Under the hood, this performs a few operations:
course = Course(course_dir=args.directory, auto=args.auto) course \ .get_external_tool_id() \ .get_students_from_canvas() \ .sync_nbgrader() \ .assign(overwrite=args.overwrite) \ .create_canvas_assignments() \ .schedule_grading()
After course instantiation, rudaux executes the following methods:
.get_external_tool_id() queries the Canvas API to find the id of the external tool by the name provided within rudaux_config. As discussed in the rudaux configuration documentation, this is necessary to link your LTI launch keys to assignment links created in Canvas.
.get_students_from_canvas() queries the Canvas API for your student list.
.sync_nbgrader() syncs student and assignment lists with nbgrader:
.assign() assigns all assignments specified in the course config.
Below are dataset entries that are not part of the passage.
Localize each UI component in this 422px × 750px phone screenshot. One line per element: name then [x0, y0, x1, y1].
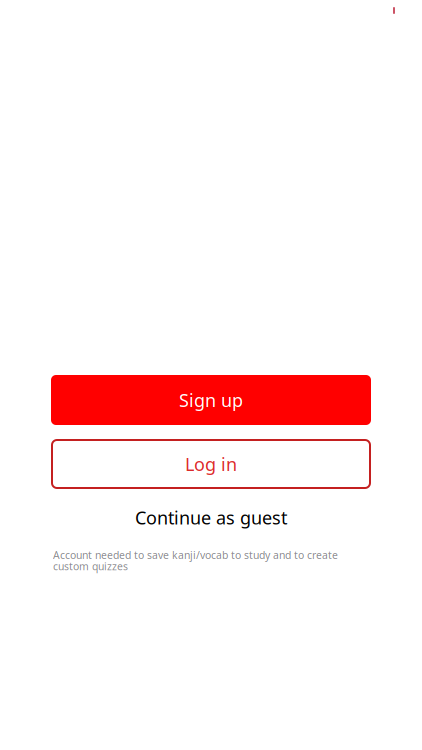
button[interactable]: Log in: [51, 439, 371, 489]
staticText: Log in: [185, 452, 237, 476]
button[interactable]: Continue as guest: [0, 506, 422, 529]
staticText: Sign up: [179, 388, 243, 412]
staticText: Continue as guest: [135, 505, 287, 530]
button[interactable]: Sign up: [51, 375, 371, 425]
staticText: Account needed to save kanji/vocab to st…: [53, 548, 338, 562]
staticText: custom quizzes: [53, 559, 128, 573]
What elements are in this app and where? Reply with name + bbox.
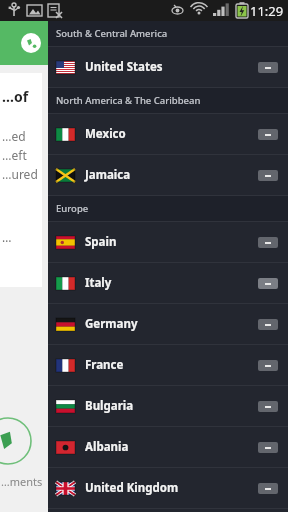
staticText: United States	[85, 59, 258, 75]
staticText: United Kingdom	[85, 480, 258, 496]
button[interactable]: Download Albania	[258, 442, 278, 453]
staticText: …of	[2, 87, 29, 106]
staticText: Albania	[85, 439, 258, 455]
button[interactable]: Download United Kingdom	[258, 483, 278, 494]
button[interactable]: Germany	[48, 304, 288, 344]
button[interactable]: Albania	[48, 427, 288, 467]
button[interactable]: United States	[48, 47, 288, 87]
staticText: Italy	[85, 275, 258, 291]
button[interactable]: Mexico	[48, 114, 288, 154]
button[interactable]: Download Spain	[258, 237, 278, 248]
staticText: …nglish	[2, 229, 42, 245]
button[interactable]: Jamaica	[48, 155, 288, 195]
staticText: …ured	[2, 166, 38, 182]
staticText: Bulgaria	[85, 398, 258, 414]
button[interactable]: France	[48, 345, 288, 385]
button[interactable]: Bulgaria	[48, 386, 288, 426]
staticText: Mexico	[85, 126, 258, 142]
button[interactable]: United Kingdom	[48, 468, 288, 508]
button[interactable]: Italy	[48, 263, 288, 303]
staticText: …ed	[2, 128, 26, 144]
staticText: France	[85, 357, 258, 373]
staticText: Jamaica	[85, 167, 258, 183]
button[interactable]: Download Jamaica	[258, 170, 278, 181]
button[interactable]: Download France	[258, 360, 278, 371]
button[interactable]: Download Germany	[258, 319, 278, 330]
staticText: …eft	[2, 147, 27, 163]
staticText: 11:29	[250, 2, 284, 20]
staticText: …ments	[1, 474, 43, 489]
staticText: North America & The Caribbean	[56, 94, 201, 107]
staticText: South & Central America	[56, 27, 168, 40]
staticText: Germany	[85, 316, 258, 332]
button[interactable]: Download Italy	[258, 278, 278, 289]
button[interactable]: Download United States	[258, 62, 278, 73]
staticText: Spain	[85, 234, 258, 250]
button[interactable]: Download Mexico	[258, 129, 278, 140]
button[interactable]: Download Bulgaria	[258, 401, 278, 412]
staticText: Europe	[56, 202, 89, 215]
button[interactable]: Spain	[48, 222, 288, 262]
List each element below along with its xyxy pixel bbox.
This essentially runs
nbgrader assign on each assignment, creating the student 'release' version from the instructor's master 'source'. However, there are some key activities to take note of:
rudaux init -o passes
overwrite=True to this step, bypassing warnings about overwriting preexisting temporary directories.
.create_canvas_assignments() creates an assignment in Canvas for each assignment listed in the configuration file.
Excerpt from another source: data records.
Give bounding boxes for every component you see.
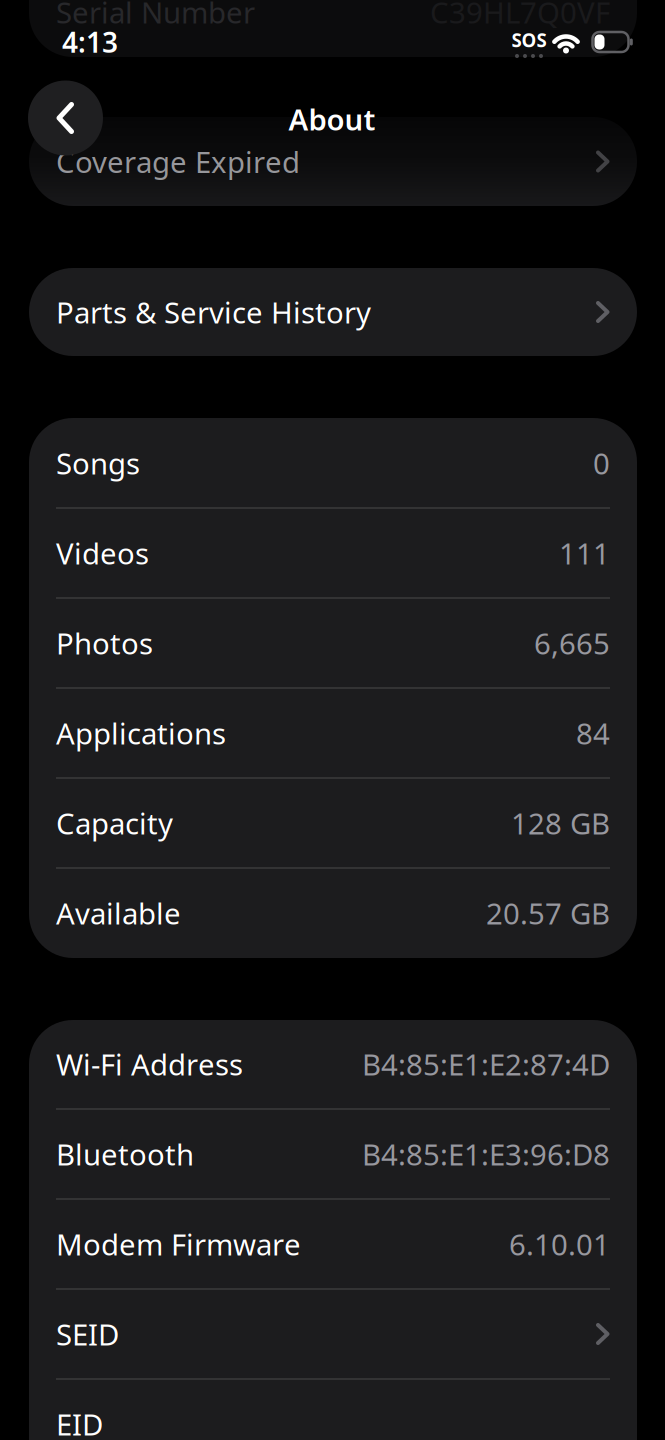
- staticText: 111: [559, 534, 610, 572]
- staticText: Serial Number: [56, 0, 255, 32]
- staticText: Available: [56, 894, 181, 932]
- staticText: Capacity: [56, 804, 173, 842]
- button[interactable]: Coverage Expired: [29, 117, 637, 206]
- staticText: Videos: [56, 534, 149, 572]
- staticText: Photos: [56, 624, 153, 662]
- button[interactable]: SEID: [56, 1289, 610, 1379]
- button[interactable]: Parts & Service History: [29, 268, 637, 356]
- staticText: 128 GB: [511, 804, 610, 842]
- staticText: SOS: [512, 28, 546, 52]
- staticText: 6.10.01: [509, 1224, 610, 1264]
- staticText: SEID: [56, 1314, 119, 1354]
- staticText: Wi-Fi Address: [56, 1044, 243, 1084]
- staticText: B4:85:E1:E3:96:D8: [362, 1134, 610, 1174]
- staticText: 20.57 GB: [486, 894, 610, 932]
- staticText: 0: [593, 444, 610, 482]
- staticText: About: [288, 100, 376, 138]
- staticText: Bluetooth: [56, 1134, 194, 1174]
- staticText: Applications: [56, 714, 226, 752]
- staticText: 6,665: [534, 624, 610, 662]
- staticText: B4:85:E1:E2:87:4D: [362, 1044, 610, 1084]
- staticText: Coverage Expired: [56, 142, 300, 181]
- staticText: C39HL7Q0VF: [430, 0, 610, 32]
- staticText: 4:13: [62, 23, 118, 61]
- staticText: Songs: [56, 444, 140, 482]
- button[interactable]: Back: [28, 80, 103, 156]
- staticText: Modem Firmware: [56, 1224, 301, 1264]
- staticText: EID: [56, 1404, 103, 1440]
- staticText: Parts & Service History: [56, 292, 371, 332]
- staticText: 84: [576, 714, 610, 752]
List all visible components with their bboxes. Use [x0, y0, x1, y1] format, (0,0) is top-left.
.schedule_grading() schedules a cron job for nbgrader autograding at the assignment's due date.
This command was designed to be run as scheduled cron job, but can be run manually as well.
rudaux grade [-m] [-a] [--dir DIRECTORY] 'homework_1'
Under the hood this is a bit more complex than course initialization:
The first step is similar to course initialization: rudaux instantiates the course and updates the nbgrader gradebook.
course = Course(course_dir=args.directory, auto=args.auto) course = course \ .get_students_from_canvas() \ .sync_nbgrader()
Next, rudaux finds the assignment from the assignments listed in the configuration—essentially an array filter with some error handling.
Finally, rudaux collects and grades the assignments. If manual feedback was not indicated, feedback reports are generated and grades are submitted to Canvas.
# collect and grade the assignment assignment = assignment \ .collect() \ .grade() # and if no manual feedback is required, generate feedback reports # and submit grades if not args.manual: assignment \ .feedback() \ .submit()
.collect()collects each student's assignment from the fileserver. If the fileserver has automatic snapshots, rudaux will search for the snapshot that was taken . Otherwise, the assignment is copied directly from the folder at the due date. Additionally, for each assignment
.collect()also records a submission in the nbgrader gradebook. This is crucial, as nbgrader will not assign grades to a student when autograding an assignment if no submission is recorded for that student.
.grade()initiates containerized autograding of an assignment. It is important to note that currently, a notebook is executed with the entire instructors repository mounted into the container so that nbgrader has access to the gradebook. This containerization therefore provides limited security, as malicious code could alter grades for any student. However, other benefits of containerization still apply.
.feedback()generates HTML feedback reports for each student's graded assignment via the nbgrader API. These will be uploaded to Canvas during submission via the File Upload API.
.submit()submits the each student's grade to the Canvas gradebook. This method does not use the nbgrader gradebook API, as there is no API call to get a student's grade for a given assignment. Instead, rudaux repurposes logic from the nbgrader export function to tabulate a student's grade from the nbgrader gradebook.
This command only needs to be run on assignments which require manual feedback. If manual feedback is not necessary, the methods this command executes are already run by
rudaux submit 'homework_1'
This command is almost the same as above, but instead of collecting and grading assignment, it just generates feedback and submits the grades to Canvas:
assignment \ .feedback() \ .submit()
This covers all of the main use-cases I have envisioned for rudaux. For more control, you will need to drop into Python and use rudaux's modules directly:
from rudaux import Course, Assignment
For information on how to use these classes directly, please consult the rudaux docs.